People affected by the new rules can really help shape the new program, said Martin Loefflad, director of the Fisheries Monitoring and Analysis Division of the North Pacific Fishery Observer Program at the Alaska Fisheries Science Center in Seattle.
“It is really helpful when people read the rule very carefully and think of how it is going to impact them, rather than saying ‘I like it or don’t like it’,” Loefflad said. “Give us some concrete suggestions on how we can improve the language to make it work better. That really helps us because the final rule will be adjusted based on public comments. It’s the people who are out there who will be impacted that can help us create it to work at the start.”
NOAA Fisheries also is seeking a contractor to oversee observer training and deployment to shore side debriefings.
Here comes Copper River!
Southeast trollers have been providing Alaska king salmon all year, and small fisheries opened May 1 on the Stikine and Taku Rivers in Southeast, but it’s the Copper River salmon opener that officially signals the start of Alaska’s salmon season. The famous fishery opens May 17 and the River is expected to produce another robust run of reds and kings.
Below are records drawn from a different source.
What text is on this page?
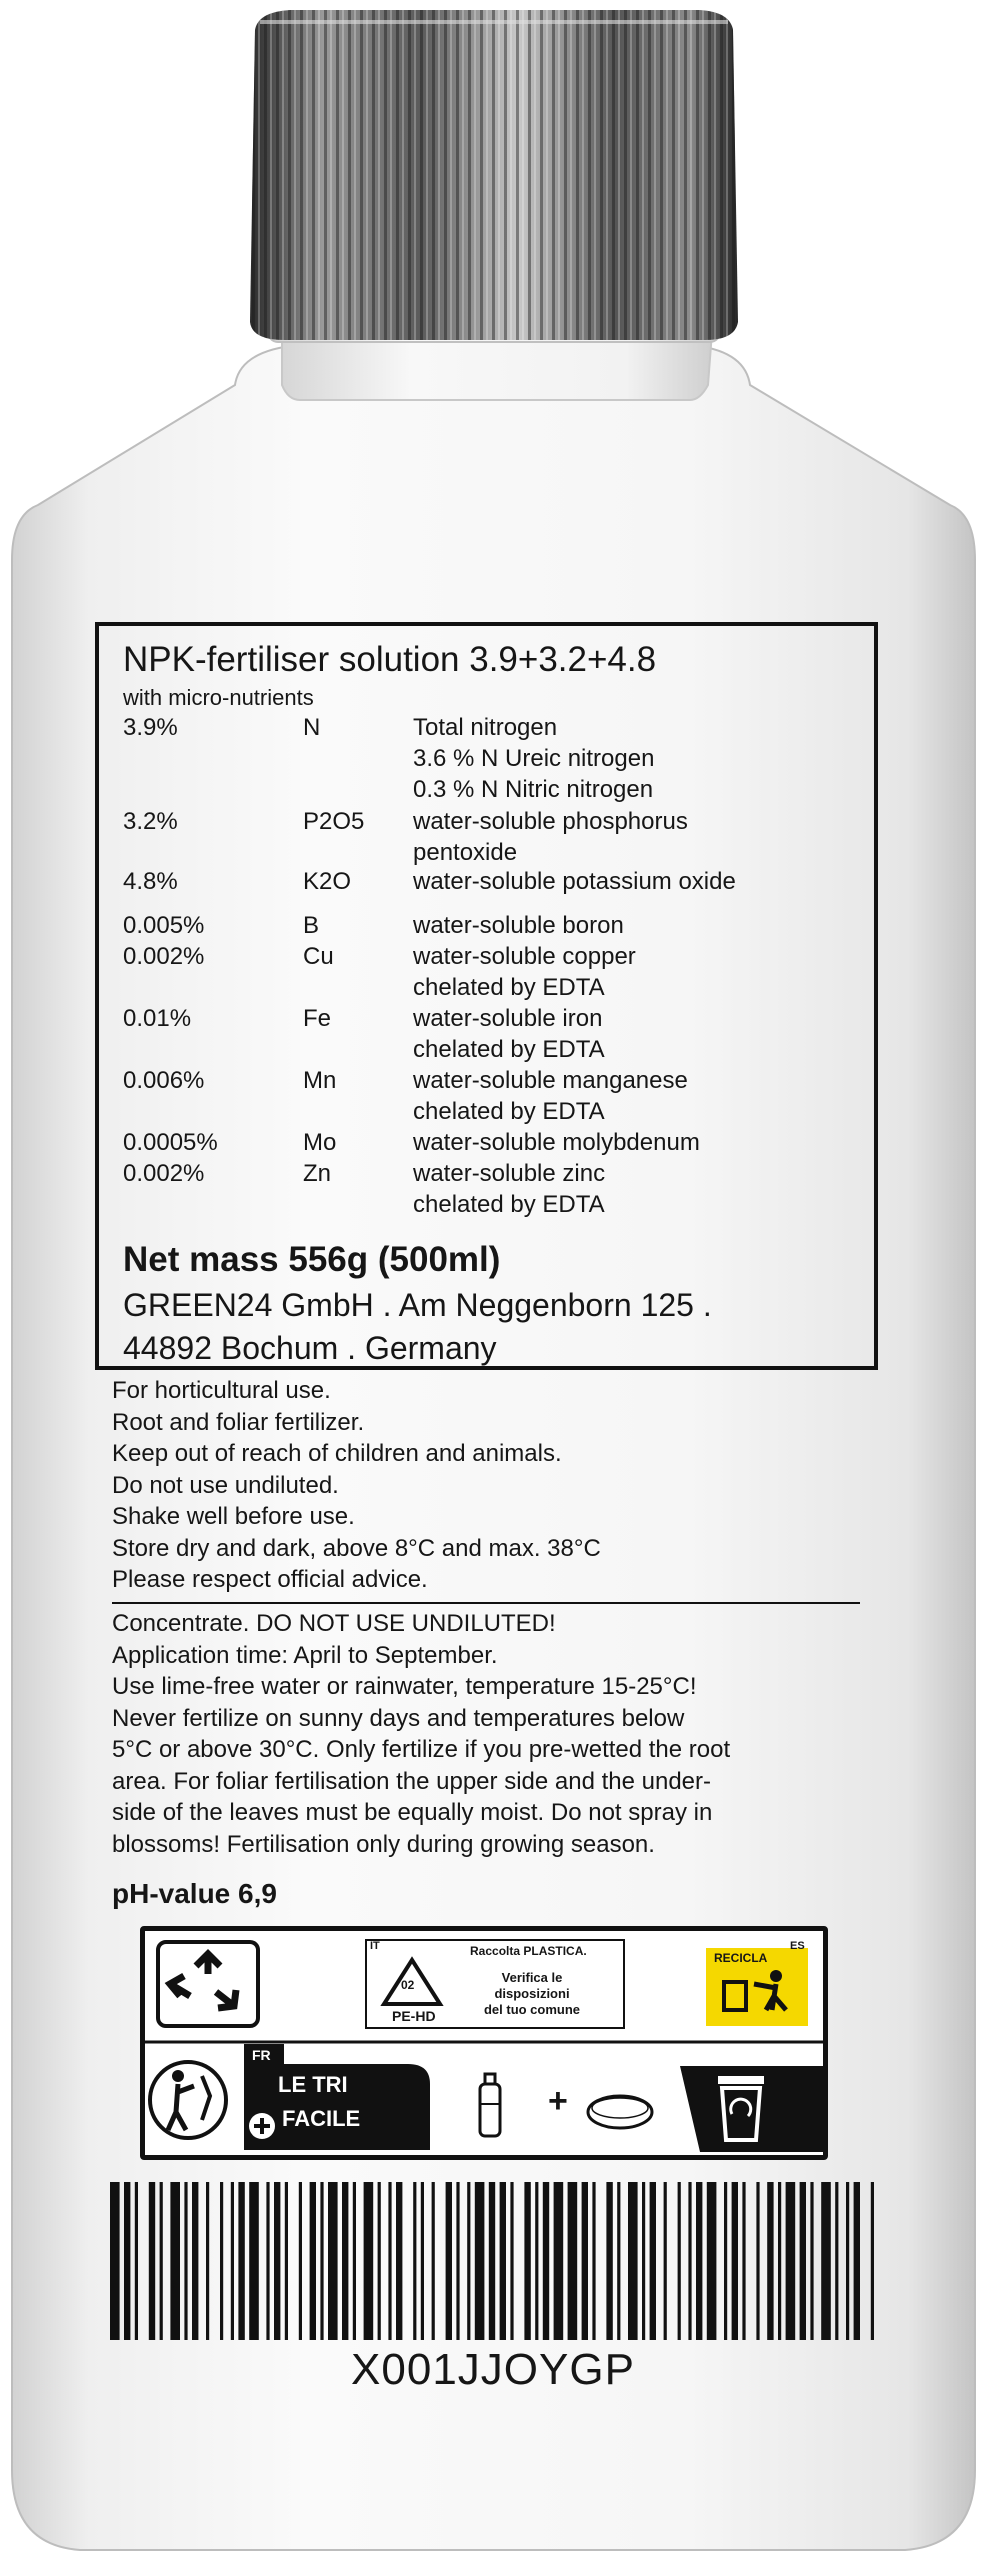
NPK-fertiliser solution 3.9+3.2+4.8
with micro-nutrients
3.9%	N	Total nitrogen
3.6 % N Ureic nitrogen
0.3 % N Nitric nitrogen
3.2%	P2O5	water-soluble phosphorus
pentoxide
4.8%	K2O	water-soluble potassium oxide
0.005%	B	water-soluble boron
0.002%	Cu	water-soluble copper
chelated by EDTA
0.01%	Fe	water-soluble iron
chelated by EDTA
0.006%	Mn	water-soluble manganese
chelated by EDTA
0.0005%	Mo	water-soluble molybdenum
0.002%	Zn	water-soluble zinc
chelated by EDTA
Net mass 556g (500ml)
GREEN24 GmbH . Am Neggenborn 125 .
44892 Bochum . Germany
For horticultural use.
Root and foliar fertilizer.
Keep out of reach of children and animals.
Do not use undiluted.
Shake well before use.
Store dry and dark, above 8°C and max. 38°C
Please respect official advice.
Concentrate. DO NOT USE UNDILUTED!
Application time: April to September.
Use lime-free water or rainwater, temperature 15-25°C!
Never fertilize on sunny days and temperatures below
5°C or above 30°C. Only fertilize if you pre-wetted the root
area. For foliar fertilisation the upper side and the under-
side of the leaves must be equally moist. Do not spray in
blossoms! Fertilisation only during growing season.
pH-value 6,9
IT	Raccolta PLASTICA.
02
PE-HD
Verifica le
disposizioni
del tuo comune
ES
RECICLA
FR
LE TRI
FACILE	+
X001JJOYGP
“Last year was a big surprise with over two million reds and we expect another good year. Kings are on par with last year, with a somewhat higher forecast. Over 20,000 were caught caught last season,” said Beth Poole, director of the Copper River/Prince William Sound Marketing Association.
“Cordova is filling up with fishermen who’ve come to get their boats ready,” Poole said of the fleet of 540 salmon permit holders. “We had so much snow and winter is still lingering, but we’re looking forward to the first opener and a great season.”